The walls of the historic Samuel’s Fortress stand sentry, and the stunning Church of St. John at Kaneo is just a short walk away. While this Balkan lake is popular for weekends with Macedonians and other Europeans, it remains virtually undiscovered by Americans. It was hands-down my favorite spot in Macedonia and worthy of consideration alongside Macedonia’s other highlights.#Macedonia is stunning; and these #travelphotos prove it! Click To Tweet
Risto’s Guest House
A short drive through the mountainous countryside culminated at Risto’s Guest House where we were greeted by the formidable Anita. Although the establishment is named after her polite, soft-spoken husband, it was immediately clear that the barely five-foot female dynamo was in charge.
“I should change the name to Anita’s Guest House!” she shouted, a twinkle in her eye. “I do all the work, he gets all the glory!”
Risto and Anita could not have chosen a more perfect spot for their homey restaurant and hands-on classes. The open-air terrace was filled with colorful plaid covered tables overlooking a breathtaking vista of the valley and lake below.
“In the autumn we collect our grapes in the village with donkeys and make a long donkey train,” Anita told us, clearly proud of this small village with a large personality.
Origins of Macedonian Cooking
Macedonian cooking is a fusion of cuisines, mostly from the Middle East and Mediterranean countries, especially from the Greek and Turkish Ottoman traditions. The moderate Balkan climate is conducive for growing a diversity of fruits and vegetables. Because it is a landlocked country, the gastronomy here focuses on grilled meats such as lamb and beef rather than seafood.
Cooking Class, Macedonian Style
Anita indicated we were going to split into two groups. One group would stay in the outdoor area and make kifli – a flaky croissant-like pastry made from yeast.

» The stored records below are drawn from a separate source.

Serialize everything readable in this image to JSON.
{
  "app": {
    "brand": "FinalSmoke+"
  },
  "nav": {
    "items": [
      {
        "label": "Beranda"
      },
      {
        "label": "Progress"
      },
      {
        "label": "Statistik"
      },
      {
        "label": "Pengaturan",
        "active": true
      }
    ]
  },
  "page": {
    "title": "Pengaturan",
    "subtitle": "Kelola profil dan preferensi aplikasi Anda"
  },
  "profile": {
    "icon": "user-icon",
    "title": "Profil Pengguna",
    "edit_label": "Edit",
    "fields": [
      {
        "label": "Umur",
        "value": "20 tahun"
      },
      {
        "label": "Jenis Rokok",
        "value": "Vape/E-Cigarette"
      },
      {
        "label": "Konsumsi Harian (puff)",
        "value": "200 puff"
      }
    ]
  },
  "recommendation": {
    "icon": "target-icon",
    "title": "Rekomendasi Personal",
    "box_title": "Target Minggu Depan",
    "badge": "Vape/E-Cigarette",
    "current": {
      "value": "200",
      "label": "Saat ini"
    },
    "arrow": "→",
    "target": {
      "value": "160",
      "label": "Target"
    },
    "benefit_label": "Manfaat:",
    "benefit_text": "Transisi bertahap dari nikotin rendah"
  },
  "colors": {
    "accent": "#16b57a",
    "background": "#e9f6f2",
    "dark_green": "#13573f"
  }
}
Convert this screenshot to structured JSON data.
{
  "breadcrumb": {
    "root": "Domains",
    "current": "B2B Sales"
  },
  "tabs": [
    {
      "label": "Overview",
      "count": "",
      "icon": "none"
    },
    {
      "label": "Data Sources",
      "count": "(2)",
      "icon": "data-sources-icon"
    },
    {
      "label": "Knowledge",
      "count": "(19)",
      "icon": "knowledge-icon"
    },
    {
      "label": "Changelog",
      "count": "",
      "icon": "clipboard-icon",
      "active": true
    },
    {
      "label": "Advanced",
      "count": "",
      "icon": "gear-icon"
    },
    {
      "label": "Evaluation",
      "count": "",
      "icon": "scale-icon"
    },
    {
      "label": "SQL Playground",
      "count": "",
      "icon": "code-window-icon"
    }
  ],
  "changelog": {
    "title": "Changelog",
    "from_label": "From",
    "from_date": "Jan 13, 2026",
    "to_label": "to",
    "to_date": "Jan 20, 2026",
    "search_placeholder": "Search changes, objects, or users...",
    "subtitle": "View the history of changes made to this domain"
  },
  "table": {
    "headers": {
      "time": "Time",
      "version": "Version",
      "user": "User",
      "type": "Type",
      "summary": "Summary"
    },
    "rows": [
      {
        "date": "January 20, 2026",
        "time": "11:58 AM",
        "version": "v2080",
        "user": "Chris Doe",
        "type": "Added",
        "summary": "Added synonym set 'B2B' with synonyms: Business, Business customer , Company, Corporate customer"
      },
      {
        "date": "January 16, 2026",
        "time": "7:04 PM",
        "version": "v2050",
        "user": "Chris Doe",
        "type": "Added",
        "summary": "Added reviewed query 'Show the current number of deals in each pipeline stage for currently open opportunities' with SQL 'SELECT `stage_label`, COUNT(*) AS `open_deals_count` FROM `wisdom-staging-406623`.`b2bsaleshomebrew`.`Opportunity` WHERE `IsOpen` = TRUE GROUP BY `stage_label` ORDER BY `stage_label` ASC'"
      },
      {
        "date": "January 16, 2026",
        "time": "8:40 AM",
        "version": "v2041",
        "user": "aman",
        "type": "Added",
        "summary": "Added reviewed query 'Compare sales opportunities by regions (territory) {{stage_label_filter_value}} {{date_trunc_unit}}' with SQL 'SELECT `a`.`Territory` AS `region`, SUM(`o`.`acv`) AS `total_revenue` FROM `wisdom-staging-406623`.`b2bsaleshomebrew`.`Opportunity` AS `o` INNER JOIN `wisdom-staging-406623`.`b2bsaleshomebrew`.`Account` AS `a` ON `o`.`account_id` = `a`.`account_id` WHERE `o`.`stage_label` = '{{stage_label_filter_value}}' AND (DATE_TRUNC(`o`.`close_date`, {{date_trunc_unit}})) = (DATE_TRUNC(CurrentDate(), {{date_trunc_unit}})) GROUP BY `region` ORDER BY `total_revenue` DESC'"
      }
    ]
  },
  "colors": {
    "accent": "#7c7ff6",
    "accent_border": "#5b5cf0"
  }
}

The rolls are either filled with chocolate and sprinkled with confectioner’s sugar or with ham and tomato sauce and tossed in sesame seeds. I volunteered to be in the other group, which would go into the tiny retro kitchen to prepare komat – Macedonia’s “nationalistic” savory pie filled with cheese, egg and peppers.
As we donned our aprons and separated to our stations, there was one conspicuous observation: no measuring cups or spoons could be seen anywhere on the premises. “In this place, we do not measure,” insisted Anita. “If you measure, it will not taste good.”
She uttered the “never measure, use your instincts, don’t be afraid” mantra several times throughout the class. She was adamant.
Two different kifli were on the menu, one would be sweet chocolate and the other more savory with ham. With bare hands, the flour was mixed with tepid water. “We don’t measure the temperature; just as long as it’s warm,” explains Anita. The dough was formed into balls and then rolled out into long strips. The fillings were placed in the middle and they were rolled up and fluted to let the hot air out while baking.
“The most important thing about the komat is the layers,” Anita told us time and again. Unless you are going to eat it immediately, it’s the layers that keep the pie soft for the next day. After mixing the ingredients for the dough with my hands, I rolled it out as big as possible, ready for the next step. “Use the margarine instead of butter,” Anita instructed. Apparently butter would make the dough very dry.
“We call komat nationalistic because we cut the dough like our flag is like a sun with eight rays,” said Anita.
After spreading margarine around the rolled out dough, I cut long triangles (rays) around the outer edge — like a sun — with the last one larger. I took each of the rays and folded it in towards the center. Then I repeated the whole process again – knead, roll, cut, fold in; the layers are important because they put air inside the dough.
Once the dough was inside the pie pan, we added cow and sheep cheese, chopped sweet peppers, eggs and garlic, which had been mixed together in a bowl. Extra strips of dough were twisted and placed around the outside to give it pizzazz, with an egg wash on the top.Visiting #Macedonia? Here's the one #food experience you MUST have! #travel Click To Tweet
Pièce de Résistance
After baking, we got to the best part – eating our creations. Anita was definitely onto something with her unorthodox but authentic Macedonian training. The baked treasures melted in your mouth.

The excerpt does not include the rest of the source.